En tercer lugar, en la sanidad precisamente,
no es el consumidor el que determina la demanda, sino el médico, lo que hace
que el precio sea el elemento menos indicado para racionalizar el mercado. No
hay ninguna razón para que el consumo se dispare si es gratuito; más bien
podría pensarse que el resultado viene a ser el contrario y que en una sanidad
privada habría peligro de que se tendiese a un consumo excesivo y
desproporcionado por la simple razón de que el médico o los hospitales fuesen
proclives a diagnosticar pruebas o medidas innecesarias con la única finalidad
de incrementar sus beneficios.
Pero pasemos al campo de las tarjetas de
crédito, un buen negocio para las entidades financieras. Aquí no parece que el
discurso del neoliberalismo económico esté interesado en racionalizar el
consumo por medio del precio. En este mercado, tal y como está constituido, el
coste del servicio no recae principalmente sobre el que lo demanda o lo
consume, sino sobre los comerciantes que lógicamente lo repercuten a todos en
el precio de los diferentes productos. Es decir, que juega una especie de
impuesto que grava de forma generalizada a todos los ciudadanos en cuanto
consumidores, utilicen o no la tarjeta de crédito. Ello conlleva, y aquí sí que
se cumple la teoría, un consumo muy superior al que los ciudadanos estarían
dispuestos a demandar si fuesen ellos los que tuviesen que asumir el coste de
los servicios que realizan.
Presenciamos a
diario cómo todos tendemos, bien sea en compras grandes o pequeñas, a utilizar
más y más las tarjetas de crédito. Pero detrás de esta demanda generalizada se
esconde un espejismo, la creencia de que su uso es gratuito. Seguro que el
comportamiento sería muy diferente si en cada ocasión que utilizásemos la
tarjeta de crédito el precio de la compra se incrementase un 5%.

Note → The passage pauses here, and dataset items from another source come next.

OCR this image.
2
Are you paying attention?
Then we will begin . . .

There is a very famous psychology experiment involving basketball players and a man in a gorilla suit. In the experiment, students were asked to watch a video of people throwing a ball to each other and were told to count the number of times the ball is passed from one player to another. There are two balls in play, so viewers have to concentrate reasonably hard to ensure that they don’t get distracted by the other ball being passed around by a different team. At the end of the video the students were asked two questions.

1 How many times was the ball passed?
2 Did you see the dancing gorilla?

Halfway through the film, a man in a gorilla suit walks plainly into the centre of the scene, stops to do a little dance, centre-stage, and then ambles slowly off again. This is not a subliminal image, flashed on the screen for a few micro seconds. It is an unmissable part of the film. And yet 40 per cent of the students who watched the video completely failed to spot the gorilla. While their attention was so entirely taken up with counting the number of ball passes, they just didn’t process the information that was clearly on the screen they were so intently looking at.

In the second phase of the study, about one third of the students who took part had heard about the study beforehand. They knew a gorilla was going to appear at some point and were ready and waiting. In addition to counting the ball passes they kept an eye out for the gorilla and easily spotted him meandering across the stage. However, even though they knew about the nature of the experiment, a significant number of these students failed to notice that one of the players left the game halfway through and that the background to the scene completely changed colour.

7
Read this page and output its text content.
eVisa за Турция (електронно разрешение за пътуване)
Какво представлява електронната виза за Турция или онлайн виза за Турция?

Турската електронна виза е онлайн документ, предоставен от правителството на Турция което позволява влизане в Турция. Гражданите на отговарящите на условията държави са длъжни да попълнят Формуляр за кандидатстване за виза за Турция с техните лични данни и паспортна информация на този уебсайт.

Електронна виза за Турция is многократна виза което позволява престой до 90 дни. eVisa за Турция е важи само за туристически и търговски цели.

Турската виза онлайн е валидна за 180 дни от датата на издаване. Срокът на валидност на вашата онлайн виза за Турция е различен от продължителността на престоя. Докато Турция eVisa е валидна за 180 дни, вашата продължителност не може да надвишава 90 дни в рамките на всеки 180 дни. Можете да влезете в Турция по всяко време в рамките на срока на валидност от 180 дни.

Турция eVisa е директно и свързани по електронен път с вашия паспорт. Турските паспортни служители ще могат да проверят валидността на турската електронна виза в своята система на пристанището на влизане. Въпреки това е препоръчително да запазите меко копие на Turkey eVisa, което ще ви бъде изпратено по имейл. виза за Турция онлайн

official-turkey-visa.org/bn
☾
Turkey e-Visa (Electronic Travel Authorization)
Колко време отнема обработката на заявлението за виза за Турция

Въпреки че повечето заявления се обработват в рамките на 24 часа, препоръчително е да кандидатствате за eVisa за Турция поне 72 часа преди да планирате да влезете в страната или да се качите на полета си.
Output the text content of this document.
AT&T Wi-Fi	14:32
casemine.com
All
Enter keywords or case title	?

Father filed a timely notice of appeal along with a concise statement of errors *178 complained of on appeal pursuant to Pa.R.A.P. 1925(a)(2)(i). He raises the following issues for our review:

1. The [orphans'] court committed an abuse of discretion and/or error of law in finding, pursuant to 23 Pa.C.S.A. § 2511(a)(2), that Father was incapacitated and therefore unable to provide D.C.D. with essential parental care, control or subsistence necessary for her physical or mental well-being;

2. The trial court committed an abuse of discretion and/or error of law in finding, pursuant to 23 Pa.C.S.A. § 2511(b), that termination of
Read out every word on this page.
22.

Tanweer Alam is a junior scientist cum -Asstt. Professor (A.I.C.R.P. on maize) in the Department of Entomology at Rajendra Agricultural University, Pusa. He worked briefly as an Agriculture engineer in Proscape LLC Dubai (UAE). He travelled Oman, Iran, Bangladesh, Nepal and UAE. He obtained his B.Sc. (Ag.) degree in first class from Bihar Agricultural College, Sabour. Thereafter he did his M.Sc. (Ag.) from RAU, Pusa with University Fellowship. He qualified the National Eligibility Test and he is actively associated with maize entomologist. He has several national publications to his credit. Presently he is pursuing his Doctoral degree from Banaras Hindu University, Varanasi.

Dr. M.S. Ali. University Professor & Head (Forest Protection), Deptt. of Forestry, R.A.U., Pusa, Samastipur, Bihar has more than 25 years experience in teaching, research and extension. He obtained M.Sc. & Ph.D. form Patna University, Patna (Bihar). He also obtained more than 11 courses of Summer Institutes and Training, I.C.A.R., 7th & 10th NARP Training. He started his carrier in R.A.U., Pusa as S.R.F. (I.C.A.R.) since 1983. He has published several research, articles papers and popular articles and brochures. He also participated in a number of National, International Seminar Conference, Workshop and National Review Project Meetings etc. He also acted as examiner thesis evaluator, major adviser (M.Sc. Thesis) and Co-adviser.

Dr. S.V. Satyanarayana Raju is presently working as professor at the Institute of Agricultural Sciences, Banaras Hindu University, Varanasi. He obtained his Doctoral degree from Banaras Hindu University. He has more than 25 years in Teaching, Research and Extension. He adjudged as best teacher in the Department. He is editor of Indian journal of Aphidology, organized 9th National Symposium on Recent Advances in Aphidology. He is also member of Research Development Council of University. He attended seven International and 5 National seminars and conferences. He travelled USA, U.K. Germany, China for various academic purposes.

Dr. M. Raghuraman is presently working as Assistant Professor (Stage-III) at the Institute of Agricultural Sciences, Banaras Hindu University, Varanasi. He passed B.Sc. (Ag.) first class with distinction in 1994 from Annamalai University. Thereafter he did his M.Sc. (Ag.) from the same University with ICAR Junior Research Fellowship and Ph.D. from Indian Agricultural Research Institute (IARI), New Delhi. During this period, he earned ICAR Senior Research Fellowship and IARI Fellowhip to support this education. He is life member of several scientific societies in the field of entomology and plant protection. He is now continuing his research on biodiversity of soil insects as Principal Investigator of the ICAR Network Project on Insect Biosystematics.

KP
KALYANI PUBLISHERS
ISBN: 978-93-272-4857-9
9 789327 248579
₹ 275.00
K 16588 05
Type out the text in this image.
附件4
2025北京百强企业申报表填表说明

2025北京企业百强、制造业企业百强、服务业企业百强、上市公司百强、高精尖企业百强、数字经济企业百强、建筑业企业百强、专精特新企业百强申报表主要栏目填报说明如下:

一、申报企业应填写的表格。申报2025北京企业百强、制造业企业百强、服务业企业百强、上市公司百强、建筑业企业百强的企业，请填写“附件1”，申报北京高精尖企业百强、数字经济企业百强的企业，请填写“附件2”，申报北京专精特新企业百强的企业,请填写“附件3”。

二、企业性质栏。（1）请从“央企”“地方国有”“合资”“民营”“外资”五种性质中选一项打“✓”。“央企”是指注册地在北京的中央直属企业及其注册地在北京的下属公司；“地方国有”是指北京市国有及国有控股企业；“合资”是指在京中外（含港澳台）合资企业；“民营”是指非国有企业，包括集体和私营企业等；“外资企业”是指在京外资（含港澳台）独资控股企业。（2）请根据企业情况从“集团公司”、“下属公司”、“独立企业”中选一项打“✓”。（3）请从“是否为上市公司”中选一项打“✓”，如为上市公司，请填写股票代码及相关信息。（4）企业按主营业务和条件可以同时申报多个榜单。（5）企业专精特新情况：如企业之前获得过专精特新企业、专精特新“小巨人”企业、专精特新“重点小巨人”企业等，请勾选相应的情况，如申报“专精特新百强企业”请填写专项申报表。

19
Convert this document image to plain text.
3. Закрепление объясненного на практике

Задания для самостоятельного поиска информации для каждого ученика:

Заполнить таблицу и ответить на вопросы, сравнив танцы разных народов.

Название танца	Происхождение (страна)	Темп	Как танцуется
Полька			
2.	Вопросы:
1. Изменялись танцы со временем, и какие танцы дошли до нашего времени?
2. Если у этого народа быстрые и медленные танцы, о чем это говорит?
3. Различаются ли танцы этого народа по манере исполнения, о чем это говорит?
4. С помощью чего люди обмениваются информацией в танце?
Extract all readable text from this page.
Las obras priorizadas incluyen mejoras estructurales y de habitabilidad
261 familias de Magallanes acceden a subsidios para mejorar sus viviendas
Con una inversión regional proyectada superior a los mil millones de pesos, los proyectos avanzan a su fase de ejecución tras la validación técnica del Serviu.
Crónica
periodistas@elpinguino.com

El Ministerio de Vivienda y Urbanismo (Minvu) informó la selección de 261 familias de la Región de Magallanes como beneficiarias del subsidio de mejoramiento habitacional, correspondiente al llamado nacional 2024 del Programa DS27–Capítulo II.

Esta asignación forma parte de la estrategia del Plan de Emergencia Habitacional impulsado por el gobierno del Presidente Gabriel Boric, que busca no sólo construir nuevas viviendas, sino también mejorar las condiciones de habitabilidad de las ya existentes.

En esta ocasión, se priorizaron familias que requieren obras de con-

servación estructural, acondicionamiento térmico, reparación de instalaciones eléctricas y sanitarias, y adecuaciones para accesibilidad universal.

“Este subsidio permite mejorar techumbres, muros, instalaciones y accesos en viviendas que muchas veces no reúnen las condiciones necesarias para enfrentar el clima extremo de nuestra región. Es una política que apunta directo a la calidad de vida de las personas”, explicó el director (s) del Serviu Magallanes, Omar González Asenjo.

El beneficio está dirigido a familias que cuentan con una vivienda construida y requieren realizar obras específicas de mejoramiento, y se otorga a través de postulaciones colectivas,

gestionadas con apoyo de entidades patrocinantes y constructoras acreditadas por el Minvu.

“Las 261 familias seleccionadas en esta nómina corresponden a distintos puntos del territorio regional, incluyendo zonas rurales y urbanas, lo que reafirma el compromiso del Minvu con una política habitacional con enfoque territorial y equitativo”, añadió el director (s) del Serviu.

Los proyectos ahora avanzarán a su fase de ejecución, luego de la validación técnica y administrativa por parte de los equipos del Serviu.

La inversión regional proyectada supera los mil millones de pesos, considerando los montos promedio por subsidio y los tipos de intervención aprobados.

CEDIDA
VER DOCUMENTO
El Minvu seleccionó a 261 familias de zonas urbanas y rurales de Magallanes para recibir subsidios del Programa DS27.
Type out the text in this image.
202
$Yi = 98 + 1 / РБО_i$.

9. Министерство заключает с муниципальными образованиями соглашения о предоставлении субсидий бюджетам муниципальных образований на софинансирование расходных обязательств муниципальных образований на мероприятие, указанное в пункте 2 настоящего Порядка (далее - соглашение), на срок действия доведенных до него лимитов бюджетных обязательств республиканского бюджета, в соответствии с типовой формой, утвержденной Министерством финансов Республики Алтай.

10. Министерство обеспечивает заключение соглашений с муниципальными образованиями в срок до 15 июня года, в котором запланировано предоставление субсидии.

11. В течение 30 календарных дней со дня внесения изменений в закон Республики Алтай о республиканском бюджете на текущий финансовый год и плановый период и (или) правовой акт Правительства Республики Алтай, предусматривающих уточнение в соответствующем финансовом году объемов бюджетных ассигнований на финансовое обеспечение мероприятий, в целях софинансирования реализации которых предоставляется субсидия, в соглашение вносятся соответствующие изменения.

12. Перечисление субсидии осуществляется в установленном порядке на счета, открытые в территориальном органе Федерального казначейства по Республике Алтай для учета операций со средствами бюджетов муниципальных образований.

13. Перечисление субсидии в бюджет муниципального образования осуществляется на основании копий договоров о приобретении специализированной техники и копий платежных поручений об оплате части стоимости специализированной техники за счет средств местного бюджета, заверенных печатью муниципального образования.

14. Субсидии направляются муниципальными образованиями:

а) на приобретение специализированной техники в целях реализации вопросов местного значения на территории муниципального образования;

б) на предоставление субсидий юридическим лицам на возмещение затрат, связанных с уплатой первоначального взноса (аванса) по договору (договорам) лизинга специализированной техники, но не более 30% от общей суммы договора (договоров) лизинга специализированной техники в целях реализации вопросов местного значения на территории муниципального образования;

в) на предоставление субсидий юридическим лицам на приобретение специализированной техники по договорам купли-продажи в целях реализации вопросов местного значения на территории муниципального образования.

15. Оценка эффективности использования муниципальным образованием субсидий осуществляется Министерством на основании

El objetivo de las entidades financieras es
muy claro: expandir lo máximo posible el uso de las tarjetas y con él sus
beneficios. Para ello nada mejor que ocultar el verdadero coste de su uso,
originando que se demande en una cantidad infinitamente mayor que si en cada
servicio hubiese de abonarse el correspondiente precio. El planteamiento sin
duda violenta las sacrosantas reglas del buen funcionamiento del mercado que la
ortodoxia neoliberal ha jurado defender, pero no sé de ningún servicio de
estudios que haya propugnado en este asunto cambio alguno; ellos guardan su
furia exclusivamente para el sector sanitario.